Keselowski last won the pole at NHMS in 2014’s fall race when he finished seventh. He also started first in the 2013 fall race (finished fourth) as well as 2010’s fall race (finished 18th), but hasn’t taken the checkered flag at the Magic Mile since 2014’s summer race when he started seventh before making a run to the front.

Due to constant changes at the track — application of PJ1 (a substance used for traction), regulations on car bodies, riding heights — Keselowski said there is no single strategy to employ when drivers make their way to New Hampshire.

“Every time they make those changes, it affects the way the car drives and how you maximize the lap time on it,” Keselowski said. “It’s part of the challenge of being in the Cup Series. … I don’t think there’s one trick that’s served us through the years.”

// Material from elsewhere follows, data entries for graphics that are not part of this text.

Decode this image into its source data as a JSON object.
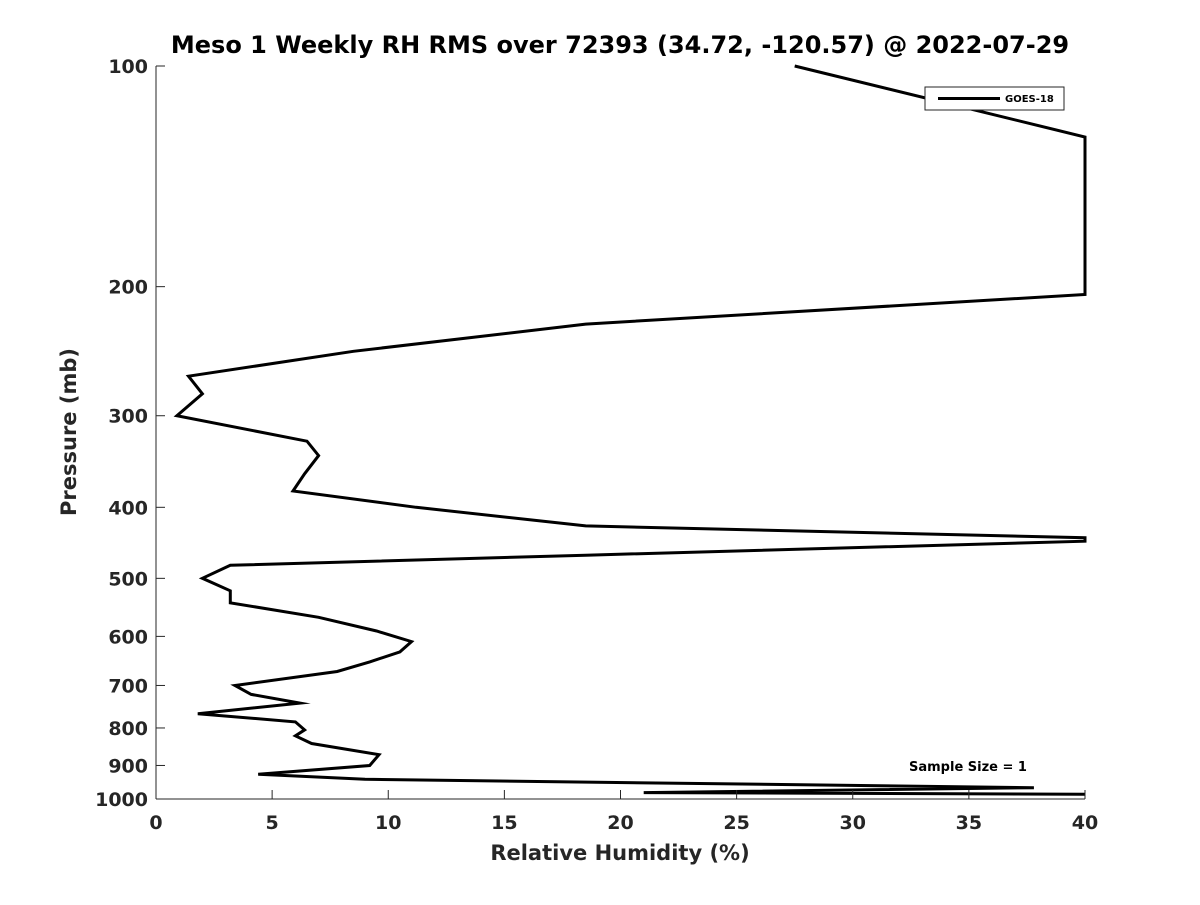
{
  "chart_data": {
    "type": "line",
    "title": "Meso 1 Weekly RH RMS over 72393 (34.72, -120.57) @ 2022-07-29",
    "xlabel": "Relative Humidity (%)",
    "ylabel": "Pressure (mb)",
    "xlim": [
      0,
      40
    ],
    "ylim": [
      100,
      1000
    ],
    "y_scale": "log",
    "y_reversed": true,
    "x_ticks": [
      0,
      5,
      10,
      15,
      20,
      25,
      30,
      35,
      40
    ],
    "y_ticks": [
      100,
      200,
      300,
      400,
      500,
      600,
      700,
      800,
      900,
      1000
    ],
    "grid": false,
    "legend_position": "top-right",
    "annotation": "Sample Size = 1",
    "colors": {
      "line": "#000000",
      "axis": "#262626"
    },
    "series": [
      {
        "name": "GOES-18",
        "points": [
          [
            27.5,
            100
          ],
          [
            40,
            125
          ],
          [
            40,
            205
          ],
          [
            18.5,
            225
          ],
          [
            8.5,
            245
          ],
          [
            1.4,
            265
          ],
          [
            2.0,
            280
          ],
          [
            0.9,
            300
          ],
          [
            6.5,
            325
          ],
          [
            7.0,
            340
          ],
          [
            6.4,
            360
          ],
          [
            5.9,
            380
          ],
          [
            11.2,
            400
          ],
          [
            18.5,
            424
          ],
          [
            40,
            440
          ],
          [
            40,
            445
          ],
          [
            18.5,
            465
          ],
          [
            3.2,
            480
          ],
          [
            2.0,
            500
          ],
          [
            3.2,
            520
          ],
          [
            3.2,
            540
          ],
          [
            7.0,
            565
          ],
          [
            9.5,
            590
          ],
          [
            11.0,
            610
          ],
          [
            10.5,
            630
          ],
          [
            9.2,
            650
          ],
          [
            7.8,
            670
          ],
          [
            3.4,
            700
          ],
          [
            4.1,
            720
          ],
          [
            6.2,
            740
          ],
          [
            1.8,
            765
          ],
          [
            6.0,
            785
          ],
          [
            6.4,
            805
          ],
          [
            6.0,
            820
          ],
          [
            6.7,
            840
          ],
          [
            9.6,
            870
          ],
          [
            9.2,
            900
          ],
          [
            4.4,
            925
          ],
          [
            9.0,
            940
          ],
          [
            37.8,
            965
          ],
          [
            21.0,
            980
          ],
          [
            40,
            985
          ]
        ]
      }
    ]
  }
}
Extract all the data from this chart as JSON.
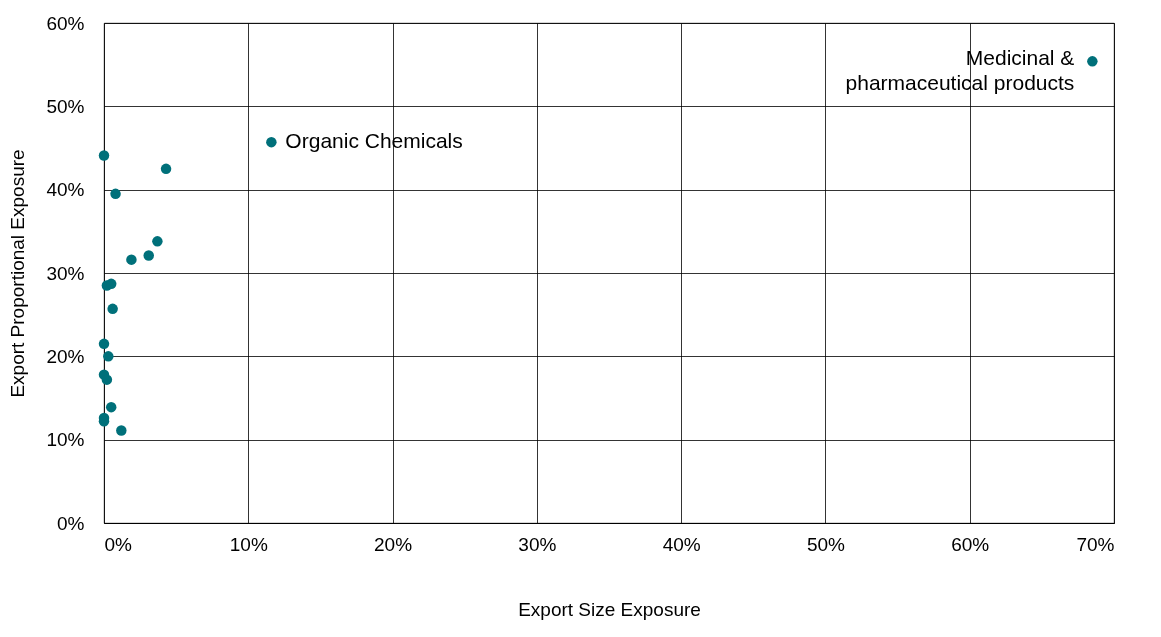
{
  "chart_data": {
    "type": "scatter",
    "xlabel": "Export Size Exposure",
    "ylabel": "Export Proportional Exposure",
    "x": [
      0.0,
      4.3,
      0.8,
      3.7,
      3.1,
      1.9,
      0.2,
      0.5,
      0.6,
      0.0,
      0.3,
      0.0,
      0.2,
      0.5,
      0.0,
      0.0,
      1.2,
      11.6,
      68.5
    ],
    "series": [
      {
        "color": "#00707a",
        "values": [
          44.1,
          42.5,
          39.5,
          33.8,
          32.1,
          31.6,
          28.5,
          28.7,
          25.7,
          21.5,
          20.0,
          17.8,
          17.2,
          13.9,
          12.6,
          12.2,
          11.1,
          45.7,
          55.4
        ]
      }
    ],
    "xlim": [
      0,
      70
    ],
    "ylim": [
      0,
      60
    ],
    "xticks": [
      {
        "value": 0,
        "label": "0%"
      },
      {
        "value": 10,
        "label": "10%"
      },
      {
        "value": 20,
        "label": "20%"
      },
      {
        "value": 30,
        "label": "30%"
      },
      {
        "value": 40,
        "label": "40%"
      },
      {
        "value": 50,
        "label": "50%"
      },
      {
        "value": 60,
        "label": "60%"
      },
      {
        "value": 70,
        "label": "70%"
      }
    ],
    "yticks": [
      {
        "value": 0,
        "label": "0%"
      },
      {
        "value": 10,
        "label": "10%"
      },
      {
        "value": 20,
        "label": "20%"
      },
      {
        "value": 30,
        "label": "30%"
      },
      {
        "value": 40,
        "label": "40%"
      },
      {
        "value": 50,
        "label": "50%"
      },
      {
        "value": 60,
        "label": "60%"
      }
    ],
    "grid": true,
    "marker": "circle",
    "annotations": [
      {
        "text": "Organic Chemicals",
        "x": 11.6,
        "y": 45.7
      },
      {
        "text": "Medicinal &\npharmaceutical products",
        "x": 68.5,
        "y": 55.4
      }
    ]
  }
}
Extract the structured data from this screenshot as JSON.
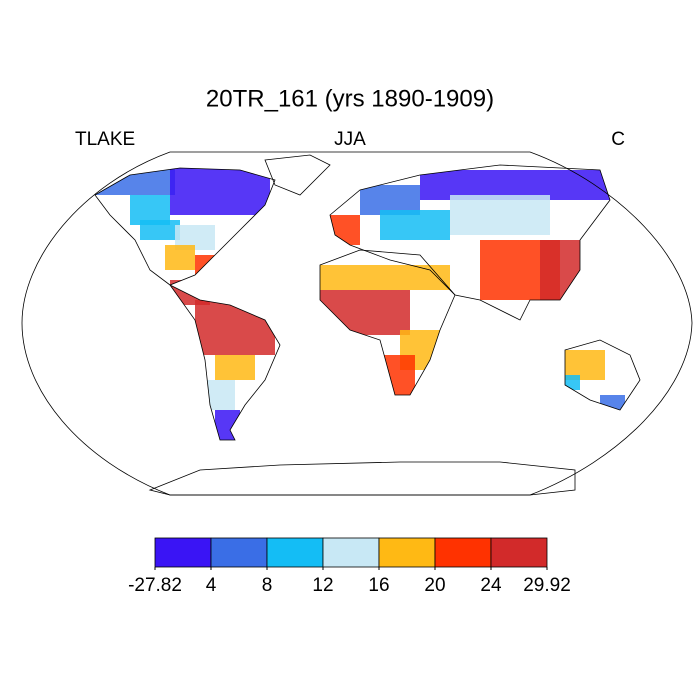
{
  "title": "20TR_161 (yrs 1890-1909)",
  "left_label": "TLAKE",
  "center_label": "JJA",
  "right_label": "C",
  "colorbar": {
    "levels": [
      -27.82,
      4,
      8,
      12,
      16,
      20,
      24,
      29.92
    ],
    "colors": [
      "#3a14f5",
      "#3a6ee6",
      "#14bdf5",
      "#c8e8f5",
      "#ffb914",
      "#ff3200",
      "#d22a2a"
    ]
  }
}
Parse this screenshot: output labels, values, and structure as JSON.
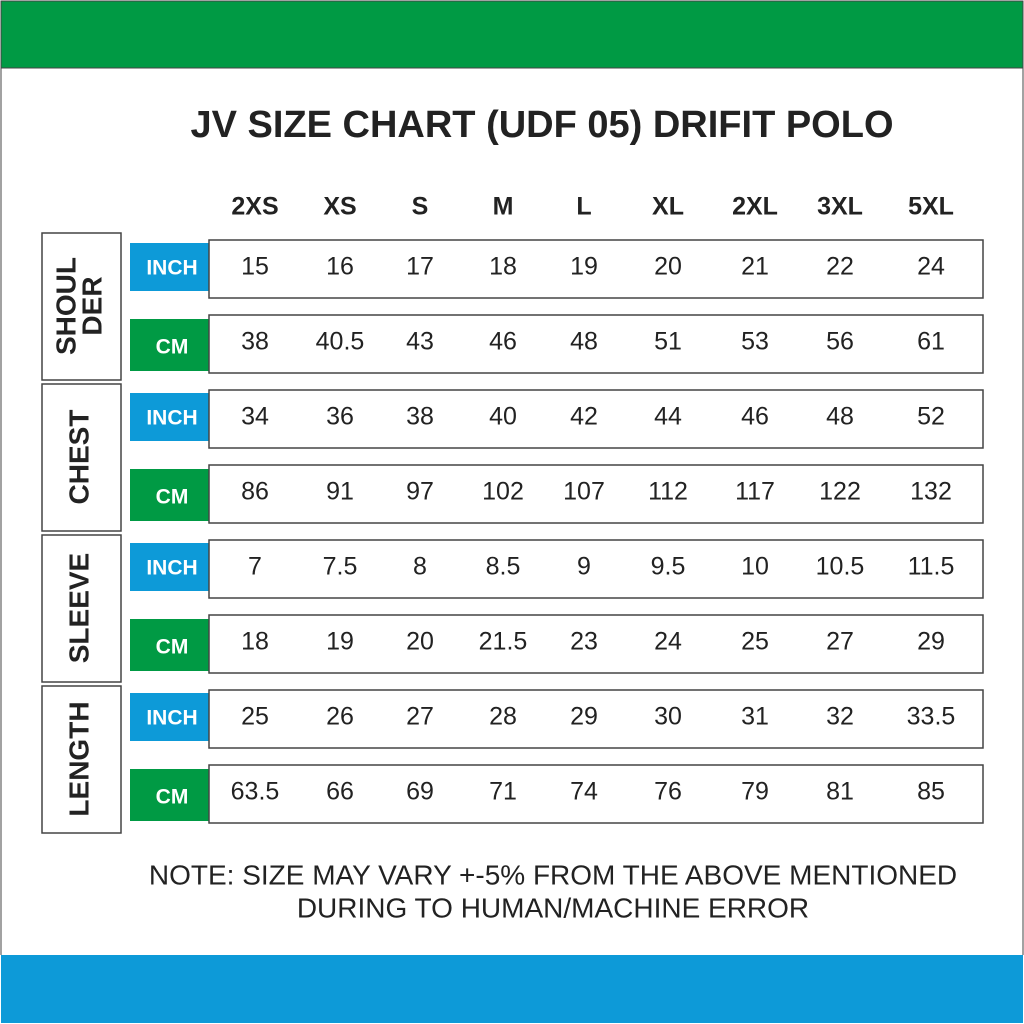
{
  "header": {
    "title": "JV SIZE CHART (UDF 05) DRIFIT POLO"
  },
  "table": {
    "columns": [
      "2XS",
      "XS",
      "S",
      "M",
      "L",
      "XL",
      "2XL",
      "3XL",
      "5XL"
    ],
    "groups": [
      {
        "label_lines": [
          "SHOUL",
          "DER"
        ],
        "rows": [
          {
            "unit": "INCH",
            "values": [
              "15",
              "16",
              "17",
              "18",
              "19",
              "20",
              "21",
              "22",
              "24"
            ]
          },
          {
            "unit": "CM",
            "values": [
              "38",
              "40.5",
              "43",
              "46",
              "48",
              "51",
              "53",
              "56",
              "61"
            ]
          }
        ]
      },
      {
        "label_lines": [
          "CHEST"
        ],
        "rows": [
          {
            "unit": "INCH",
            "values": [
              "34",
              "36",
              "38",
              "40",
              "42",
              "44",
              "46",
              "48",
              "52"
            ]
          },
          {
            "unit": "CM",
            "values": [
              "86",
              "91",
              "97",
              "102",
              "107",
              "112",
              "117",
              "122",
              "132"
            ]
          }
        ]
      },
      {
        "label_lines": [
          "SLEEVE"
        ],
        "rows": [
          {
            "unit": "INCH",
            "values": [
              "7",
              "7.5",
              "8",
              "8.5",
              "9",
              "9.5",
              "10",
              "10.5",
              "11.5"
            ]
          },
          {
            "unit": "CM",
            "values": [
              "18",
              "19",
              "20",
              "21.5",
              "23",
              "24",
              "25",
              "27",
              "29"
            ]
          }
        ]
      },
      {
        "label_lines": [
          "LENGTH"
        ],
        "rows": [
          {
            "unit": "INCH",
            "values": [
              "25",
              "26",
              "27",
              "28",
              "29",
              "30",
              "31",
              "32",
              "33.5"
            ]
          },
          {
            "unit": "CM",
            "values": [
              "63.5",
              "66",
              "69",
              "71",
              "74",
              "76",
              "79",
              "81",
              "85"
            ]
          }
        ]
      }
    ]
  },
  "note": {
    "lines": [
      "NOTE: SIZE MAY VARY +-5% FROM THE ABOVE MENTIONED",
      "DURING TO HUMAN/MACHINE ERROR"
    ]
  }
}
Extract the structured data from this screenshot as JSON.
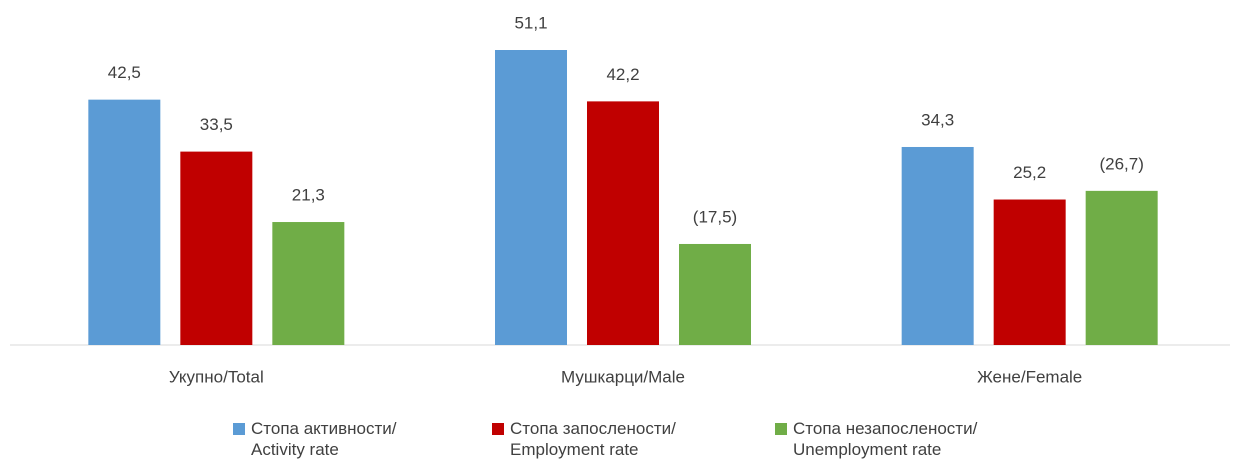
{
  "chart_data": {
    "type": "bar",
    "categories": [
      "Укупно/Total",
      "Мушкарци/Male",
      "Жене/Female"
    ],
    "series": [
      {
        "name": "Стопа активности/ Activity rate",
        "color": "#5b9bd5",
        "values": [
          42.5,
          51.1,
          34.3
        ],
        "value_labels": [
          "42,5",
          "51,1",
          "34,3"
        ]
      },
      {
        "name": "Стопа запослености/ Employment rate",
        "color": "#c00000",
        "values": [
          33.5,
          42.2,
          25.2
        ],
        "value_labels": [
          "33,5",
          "42,2",
          "25,2"
        ]
      },
      {
        "name": "Стопа незапослености/ Unemployment rate",
        "color": "#70ad47",
        "values": [
          21.3,
          17.5,
          26.7
        ],
        "value_labels": [
          "21,3",
          "(17,5)",
          "(26,7)"
        ]
      }
    ],
    "legend": "bottom"
  }
}
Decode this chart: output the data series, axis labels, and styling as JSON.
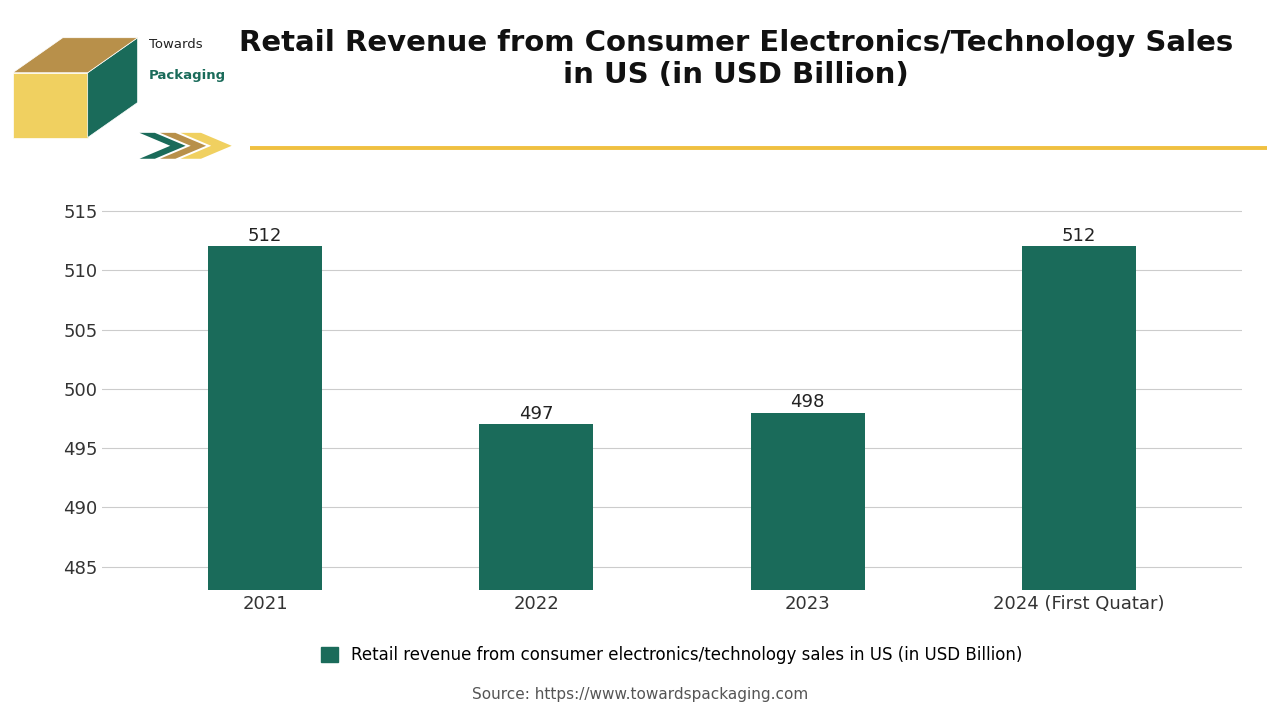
{
  "title": "Retail Revenue from Consumer Electronics/Technology Sales\nin US (in USD Billion)",
  "categories": [
    "2021",
    "2022",
    "2023",
    "2024 (First Quatar)"
  ],
  "values": [
    512,
    497,
    498,
    512
  ],
  "bar_color": "#1a6b5a",
  "ylim": [
    483,
    517
  ],
  "yticks": [
    485,
    490,
    495,
    500,
    505,
    510,
    515
  ],
  "legend_label": "Retail revenue from consumer electronics/technology sales in US (in USD Billion)",
  "source_text": "Source: https://www.towardspackaging.com",
  "background_color": "#ffffff",
  "title_fontsize": 21,
  "tick_fontsize": 13,
  "bar_label_fontsize": 13,
  "legend_fontsize": 12,
  "source_fontsize": 11,
  "accent_line_color": "#f0c040",
  "grid_color": "#cccccc"
}
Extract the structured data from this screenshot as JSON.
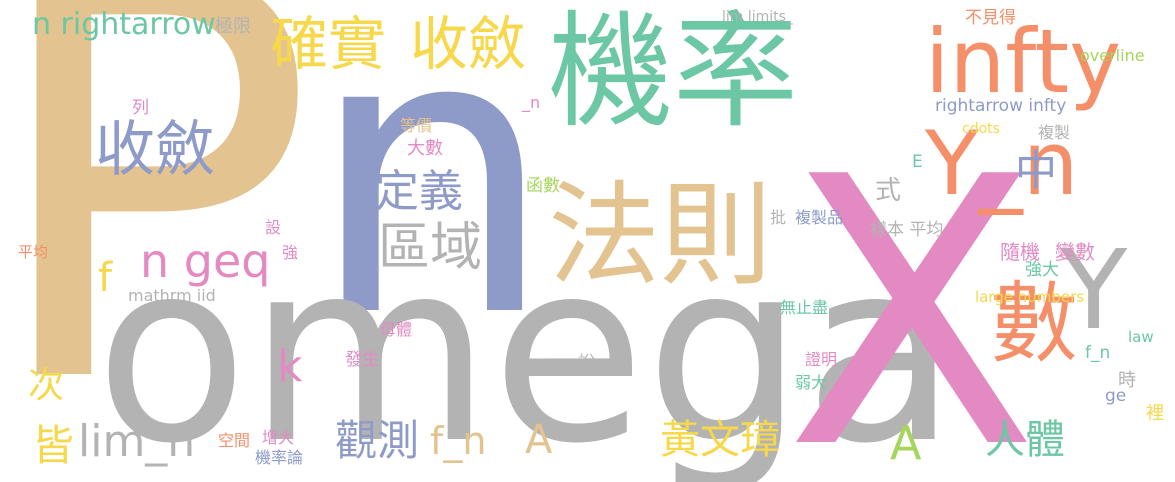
{
  "colors": {
    "tan": "#e3c38f",
    "blue": "#8e9bc9",
    "teal": "#6cc7a4",
    "gray": "#b3b3b3",
    "pink": "#e38ac3",
    "orange": "#f58f6a",
    "yellow": "#f6d84a",
    "green": "#a5d55a"
  },
  "words": [
    "P",
    "n",
    "omega",
    "X",
    "機率",
    "法則",
    "infty",
    "Y_n",
    "數",
    "Y",
    "中",
    "確實",
    "收斂",
    "收斂",
    "區域",
    "定義",
    "n geq",
    "n rightarrow",
    "lim_n",
    "皆",
    "次",
    "觀測",
    "f_n",
    "A",
    "A",
    "黃文璋",
    "人體",
    "k",
    "f",
    "mathrm iid",
    "rightarrow infty",
    "極限",
    "lim limits_",
    "不見得",
    "overline",
    "cdots",
    "複製",
    "隨機",
    "變數",
    "批",
    "複製品",
    "樣本 平均",
    "強大",
    "large numbers",
    "law",
    "f_n",
    "ge",
    "時",
    "無止盡",
    "證明",
    "弱大",
    "母體",
    "發生",
    "增大",
    "機率論",
    "空間",
    "說",
    "大數",
    "等價",
    "列",
    "平均",
    "式",
    "函數",
    "設",
    "強",
    "_n",
    "E",
    "裡"
  ]
}
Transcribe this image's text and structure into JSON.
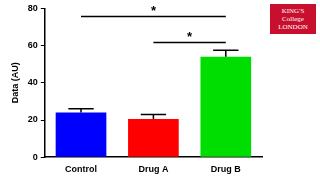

Kurt Busch and Erik Jones will line up on the second row, while Ryan Blaney and Martin Truex Jr. are one row back. Two New England drivers making their Cup series debuts — Andy Seuss and Austin Theriault — are both slated to start on row 18.

Alex Bowman will be in a backup car on Sunday. The drive shaft in Bowman’s No. 88 Hendrick Motorsports Chevy exploded as he drove full-throttle down the frontstretch during his qualifying lap, leaving a trail of smoke behind and oil on the track.

“It’s a bummer, but stuff happens, parts fail,” he said.

Bowman will start in last place and have the last pit stall.

Backup Cars Roll Out: Bowman wasn’t the only driver to unload his backup car on Friday.

Denny Hamlin and Ryan Newman will join him in the back of the field to start Sunday’s Foxwoods 301. Both drivers went to their backup cars after wrecking in separate incidents in the closing minutes of the first practice session Friday morning.

Hamlin lost control between turns 3 and 4 with just four minutes left in the 50-minute session, sending the No. 11 Joe Gibbs Racing Camry backward into the outside wall. Newman, a few minutes later, hit the outside wall entering Turn 3. Both teams unloaded their backup cars and ran qualifying laps.

Hamlin won here in a backup car in July 2017. He crashed during Friday practice leading up to that race, as well. But that was then, and it doesn’t make Hamlin feel any better about the situation this weekend.

“It’s not as good as the primary — it’s a backup for a reason, and it’s been in the trailer for a long time,” he said after qualifying. “The backup car back (in 2017) was a little bit more updated than what this one is.”